R v Nault, 2017 ABPC 129; 2019 ABPC 37; 2020 ABPC 26; 2020 ABPC 27

R v Nault, 2017 ABPC 129 (Sentencing)

Background / Facts: Accused was intoxicated and – using gasoline – set fire to the duplex where he lived with his ex-girlfriend at the time. When firefighters attended, they were able to rescue two dogs who were suffering from burns and smoke inhalation. The Accused himself was located in the basement with burns on his legs. Accused charged with 7 offences, including arson, weapons charges, and causing unnecessary suffering to animals.

“Causing unnecessary suffering to animals is a general intent offence for which intoxication short of automatism is not available as a defence.

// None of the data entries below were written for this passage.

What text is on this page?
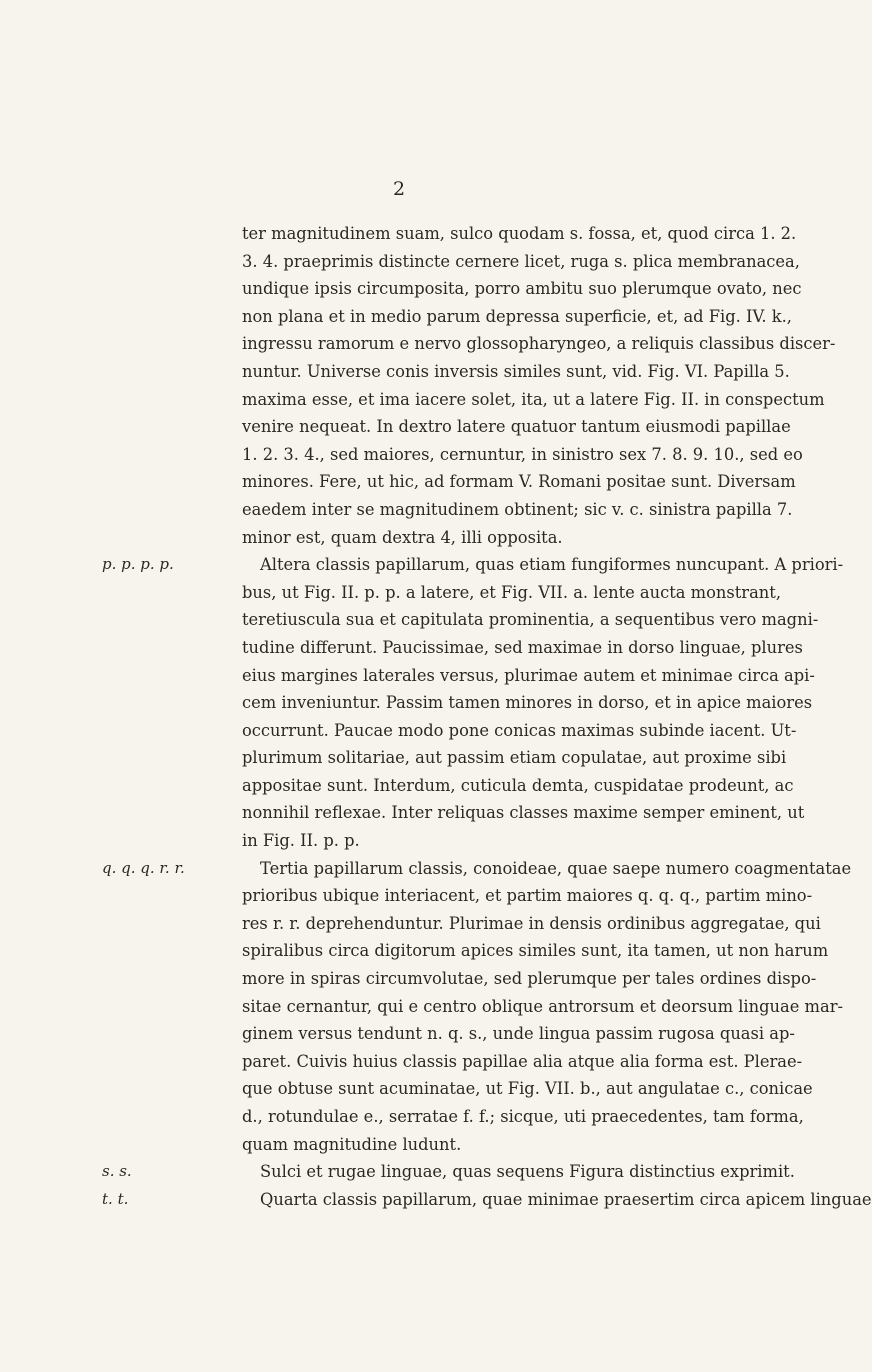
2
ter magnitudinem suam, sulco quodam s. fossa, et, quod circa 1. 2.
3. 4. praeprimis distincte cernere licet, ruga s. plica membranacea,
undique ipsis circumposita, porro ambitu suo plerumque ovato, nec
non plana et in medio parum depressa superficie, et, ad Fig. IV. k.,
ingressu ramorum e nervo glossopharyngeo, a reliquis classibus discer-
nuntur. Universe conis inversis similes sunt, vid. Fig. VI. Papilla 5.
maxima esse, et ima iacere solet, ita, ut a latere Fig. II. in conspectum
venire nequeat. In dextro latere quatuor tantum eiusmodi papillae
1. 2. 3. 4., sed maiores, cernuntur, in sinistro sex 7. 8. 9. 10., sed eo
minores. Fere, ut hic, ad formam V. Romani positae sunt. Diversam
eaedem inter se magnitudinem obtinent; sic v. c. sinistra papilla 7.
minor est, quam dextra 4, illi opposita.
p. p. p. p.	Altera classis papillarum, quas etiam fungiformes nuncupant. A priori-
bus, ut Fig. II. p. p. a latere, et Fig. VII. a. lente aucta monstrant,
teretiuscula sua et capitulata prominentia, a sequentibus vero magni-
tudine differunt. Paucissimae, sed maximae in dorso linguae, plures
eius margines laterales versus, plurimae autem et minimae circa api-
cem inveniuntur. Passim tamen minores in dorso, et in apice maiores
occurrunt. Paucae modo pone conicas maximas subinde iacent. Ut-
plurimum solitariae, aut passim etiam copulatae, aut proxime sibi
appositae sunt. Interdum, cuticula demta, cuspidatae prodeunt, ac
nonnihil reflexae. Inter reliquas classes maxime semper eminent, ut
in Fig. II. p. p.
q. q. q. r. r.	Tertia papillarum classis, conoideae, quae saepe numero coagmentatae
prioribus ubique interiacent, et partim maiores q. q. q., partim mino-
res r. r. deprehenduntur. Plurimae in densis ordinibus aggregatae, qui
spiralibus circa digitorum apices similes sunt, ita tamen, ut non harum
more in spiras circumvolutae, sed plerumque per tales ordines dispo-
sitae cernantur, qui e centro oblique antrorsum et deorsum linguae mar-
ginem versus tendunt n. q. s., unde lingua passim rugosa quasi ap-
paret. Cuivis huius classis papillae alia atque alia forma est. Plerae-
que obtuse sunt acuminatae, ut Fig. VII. b., aut angulatae c., conicae
d., rotundulae e., serratae f. f.; sicque, uti praecedentes, tam forma,
quam magnitudine ludunt.
s. s.	Sulci et rugae linguae, quas sequens Figura distinctius exprimit.
t. t.	Quarta classis papillarum, quae minimae praesertim circa apicem linguae
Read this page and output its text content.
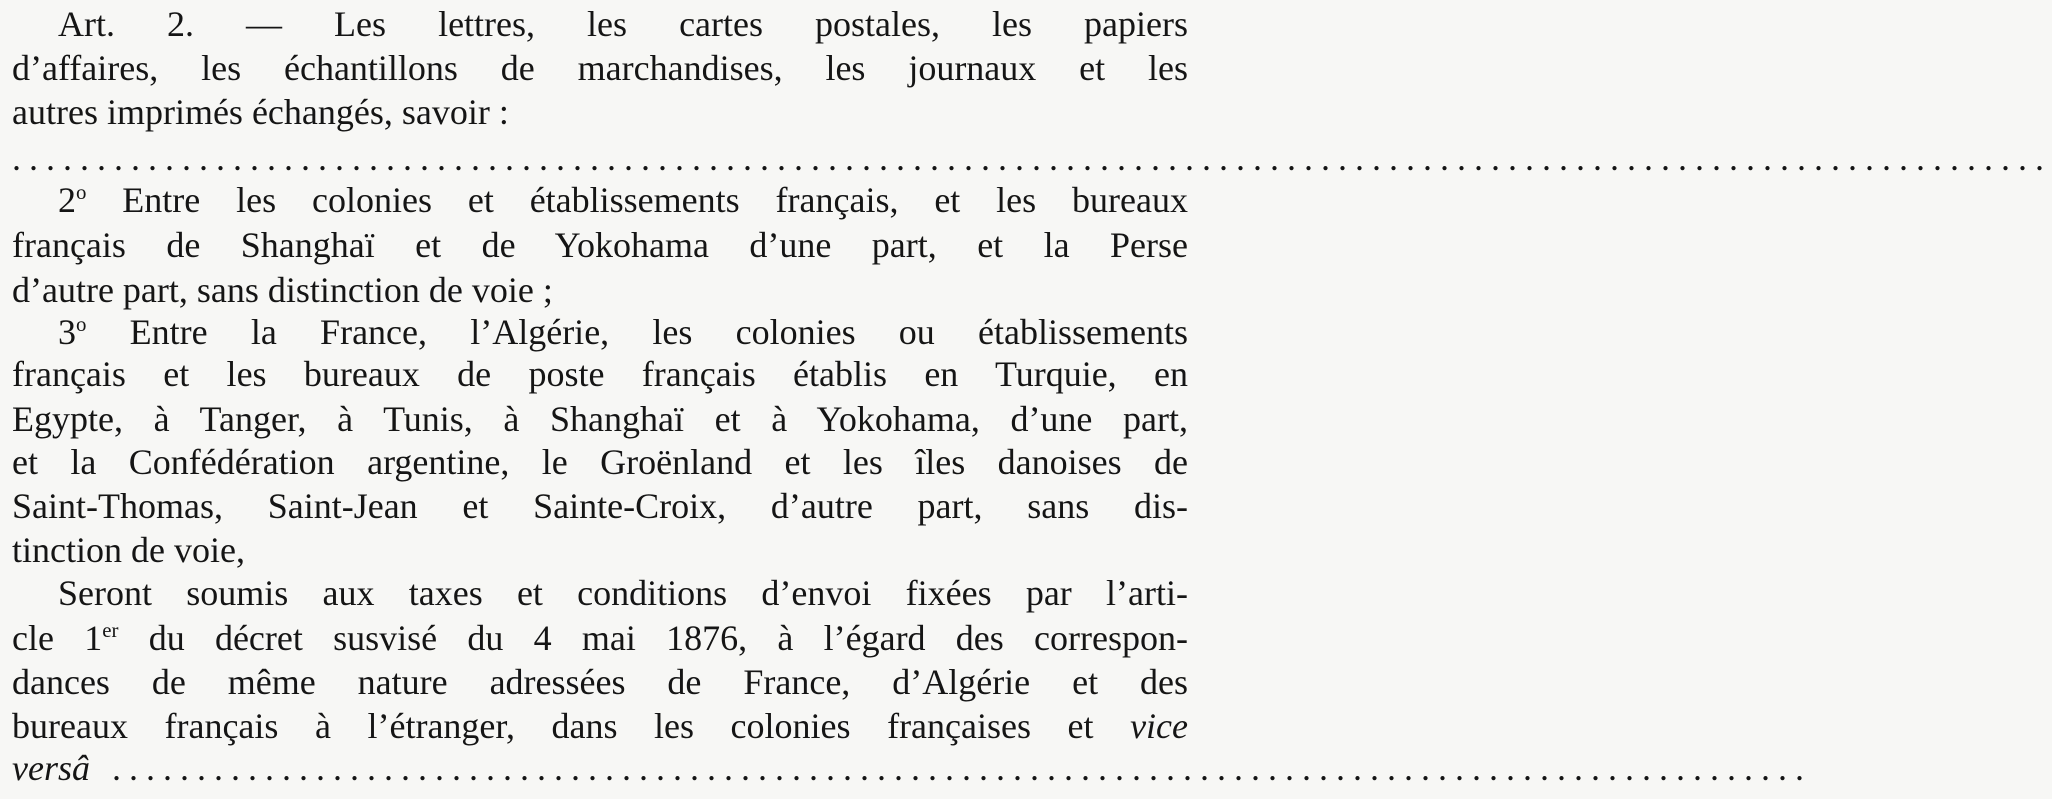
Art. 2. — Les lettres, les cartes postales, les papiers
d’affaires, les échantillons de marchandises, les journaux et les
autres imprimés échangés, savoir :
........................................................................................................................
2$^o$ Entre les colonies et établissements français, et les bureaux
français de Shanghaï et de Yokohama d’une part, et la Perse
d’autre part, sans distinction de voie ;
3$^o$ Entre la France, l’Algérie, les colonies ou établissements
français et les bureaux de poste français établis en Turquie, en
Egypte, à Tanger, à Tunis, à Shanghaï et à Yokohama, d’une part,
et la Confédération argentine, le Groënland et les îles danoises de
Saint-Thomas, Saint-Jean et Sainte-Croix, d’autre part, sans dis-
tinction de voie,
Seront soumis aux taxes et conditions d’envoi fixées par l’arti-
cle 1er du décret susvisé du 4 mai 1876, à l’égard des correspon-
dances de même nature adressées de France, d’Algérie et des
bureaux français à l’étranger, dans les colonies françaises et vice
versâ ....................................................................................................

The actus reus is causing unnecessary suffering to an animal. The mental element requires unlawful and wilful performance of the illegal act. I see no reason why the principles enunciated by the SCC in Tatton, ought not to apply to this offence as well. The evidence of the firefighters who rescued the two dogs, and the evidence of Sheena McMillan (ex-girlfriend) who saw the dogs later at the SPCA, confirm their pain, suffering and injury. Expert evidence in this regard is not necessary to prove these charges.”

Judgement: The judge found the accused guilty of all charges.

R v Nault, 2019 ABPC 37 (Appeal)

Background / Facts: Mr. Nault now alleges that the trial judge used the ex-girlfriend’s out-of-court statements to bolster the credibility of her testimony and thereby erred.

Judgement: The judge allowed the appeal and called for a new trial.

R v Nault, 2020 ABPC 26 (Re-Trial Voir Dire)

Regarding the contumacious admission of the 911 phone call, the vior dire judge found the call to be admissible under traditional res gentae or spontaneous statement exceptions to the hearsay rule.

R v Nault, 2020 ABPC 27 (Re-Trial Decision)

Accused ultimately found guilty of setting the fires and causing the digs unnecessary pain and suffering.